CPL 40.10 (2) defines a "criminal transaction” as conduct constituting at least one offense, comprised of two or more acts or a group of acts either (a) so closely related and connected in point of time and circumstances of commission as to constitute a single criminal incident, or (b) so closely
*897 related in criminal purpose or objective as to constitute elements or integral parts of a single criminal venture.Since each act of sodomy or sexual abuse is a separate offense, the offenses alleged in the two indictments are not susceptible to a continuous crime theory (People v Keindl, 68 NY2d 410).
. Even if the offenses charged here could properly have been joined under one indictment, the statute prohibits separate prosecutions only " 'under circumstances wherein no violation of the double jeopardy principle can validly be maintained but the equities nevertheless seem to preclude separate prosecutions’ ” (People v Lindsly, 99 AD2d 99, 101-102 [2d Dept 1984], quoting People v Dean, 56 AD2d 242, 246 [4th Dept 1977], affd 45 NY2d 651 [1978]).
It is apparent from both the prosecution’s pretrial representations and the trial testimony that Allyson Tulko’s first disclosure of the information that resulted in this indictment was in June 1985. She did not speak to the District Attorney until January 1986, and finally testified before the Grand Jury on March 25 of that year, less than four weeks before the commencement of trial upon indictment No. 502/85. The present indictment which was based on her allegations was not filed until May 5, almost a week after the first trial ended.

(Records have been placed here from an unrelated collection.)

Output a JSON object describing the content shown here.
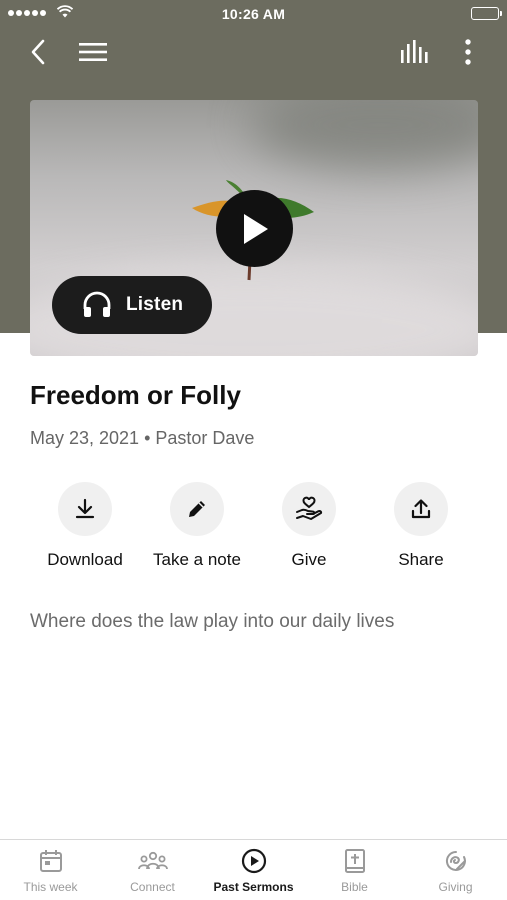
{
  "status_bar": {
    "time": "10:26 AM"
  },
  "top_nav": {
    "icons": [
      "back-icon",
      "menu-icon",
      "audio-levels-icon",
      "more-options-icon"
    ]
  },
  "hero": {
    "listen_label": "Listen",
    "icons": [
      "play-icon",
      "headphones-icon"
    ]
  },
  "sermon": {
    "title": "Freedom or Folly",
    "meta": "May 23, 2021 • Pastor Dave",
    "description": "Where does the law play into our daily lives"
  },
  "actions": [
    {
      "label": "Download",
      "icon": "download-icon"
    },
    {
      "label": "Take a note",
      "icon": "pencil-icon"
    },
    {
      "label": "Give",
      "icon": "give-hand-heart-icon"
    },
    {
      "label": "Share",
      "icon": "share-icon"
    }
  ],
  "tabs": [
    {
      "label": "This week",
      "icon": "calendar-icon",
      "active": false
    },
    {
      "label": "Connect",
      "icon": "people-icon",
      "active": false
    },
    {
      "label": "Past Sermons",
      "icon": "play-circle-icon",
      "active": true
    },
    {
      "label": "Bible",
      "icon": "bible-icon",
      "active": false
    },
    {
      "label": "Giving",
      "icon": "giving-icon",
      "active": false
    }
  ],
  "colors": {
    "header_bg": "#6c6c5f",
    "active_tab": "#1a1a1a",
    "inactive_tab": "#9a9a9a"
  }
}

In any trial involving child witnesses there is a special need for prompt commencement, especially where the criminal acts allegedly occurred several years earlier. Thus, the failure to delay the start of the first trial in order to permit consolidation with the charges herein violates no concept of fairness or equity.
. Where the sexual abuse was reported and/or the indictments secured within months of the alleged incidents, appellate courts have already sanctioned "designated periods” of up to one month (People v Morris, 61 NY2d 290 [designated period of 24 days adequate where five- and six-year-old complainants reported incidents within a month]; People v Willette, 109 AD2d 112, 114 [3d Dept 1985] [one-month designation sufficient where defendant indicted five months after the first of two incidents, and eyewitnesses were the four-year-old complainant and his mother]; People v Benjamin R., 103 AD2d 663 [4th Dept 1984] [two-week period sufficient where the 14-year-old complainant reported the acts within two months of their occurrence]).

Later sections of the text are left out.